FILM ARCHIVES

Revisit the Tension and Longing of British Cult-Classic Accident (1967)

by

Broadly speaking, the importance of 1967 to the history of cinema has less to do with the caliber of films released that year than the sense of reinvention they together heralded. Blowup had obviated the Hays Production Code the year before, setting a precedent for transgression that would soon be seized upon throughout the mainstream.

But while the American cinema was notoriously revolutionized by The Graduate and Bonnie and Clyde, British film quietly yielded a counter-culture classic of its own, helmed by a Yankee maverick living in exile abroad.
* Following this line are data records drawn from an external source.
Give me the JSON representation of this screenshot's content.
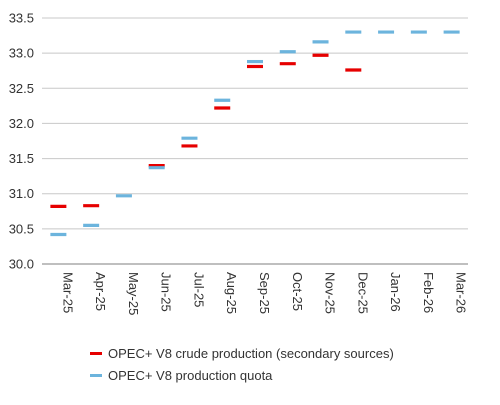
{
  "chart_data": {
    "type": "scatter",
    "marker": "horizontal-dash",
    "categories": [
      "Mar-25",
      "Apr-25",
      "May-25",
      "Jun-25",
      "Jul-25",
      "Aug-25",
      "Sep-25",
      "Oct-25",
      "Nov-25",
      "Dec-25",
      "Jan-26",
      "Feb-26",
      "Mar-26"
    ],
    "series": [
      {
        "name": "OPEC+ V8 crude production (secondary sources)",
        "color": "#e60000",
        "values": [
          30.82,
          30.83,
          null,
          31.4,
          31.68,
          32.22,
          32.81,
          32.85,
          32.97,
          32.76,
          null,
          null,
          null
        ]
      },
      {
        "name": "OPEC+ V8 production quota",
        "color": "#6cb4dd",
        "values": [
          30.42,
          30.55,
          30.97,
          31.37,
          31.79,
          32.33,
          32.88,
          33.02,
          33.16,
          33.3,
          33.3,
          33.3,
          33.3
        ]
      }
    ],
    "ylim": [
      30.0,
      33.5
    ],
    "yticks": [
      "30.0",
      "30.5",
      "31.0",
      "31.5",
      "32.0",
      "32.5",
      "33.0",
      "33.5"
    ],
    "ytick_values": [
      30.0,
      30.5,
      31.0,
      31.5,
      32.0,
      32.5,
      33.0,
      33.5
    ],
    "grid": "horizontal",
    "legend_position": "bottom",
    "title": "",
    "xlabel": "",
    "ylabel": ""
  }
}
Accident, directed by Wisconsin–born Joseph Losey and scripted by playwright Harold Pinter, does for the midlife crisis what The Graduate did for coming of age, taking a traditional drama about sexual longing and middle-class ennui and reinvigorating it for a time when popular art demanded something new.

The film tells the story of Stephen (Dirk Bogarde), a 40-year-old professor of philosophy at Oxford who spends his summer tutoring Anna (Jacqueline Sassard), a beautiful student with whom he finds himself enamored, and William (Michael York), the virile jock she’s jubilantly courting. Stephen’s silent yearning becomes unbearable when he discovers that Anna is also sleeping with Charley (Stanley Baker), his esteemed colleague, whose success at work and with women ignites the fuse of Stephen’s resentment.

Accident charts the slow burn down to detonation, the tension mounting with the threat of violence. Losey and Pinter locate the pain that lurks deep within complacency, and the film positively throbs with it. It’s an old idea, perhaps. But in their hands it hurts anew.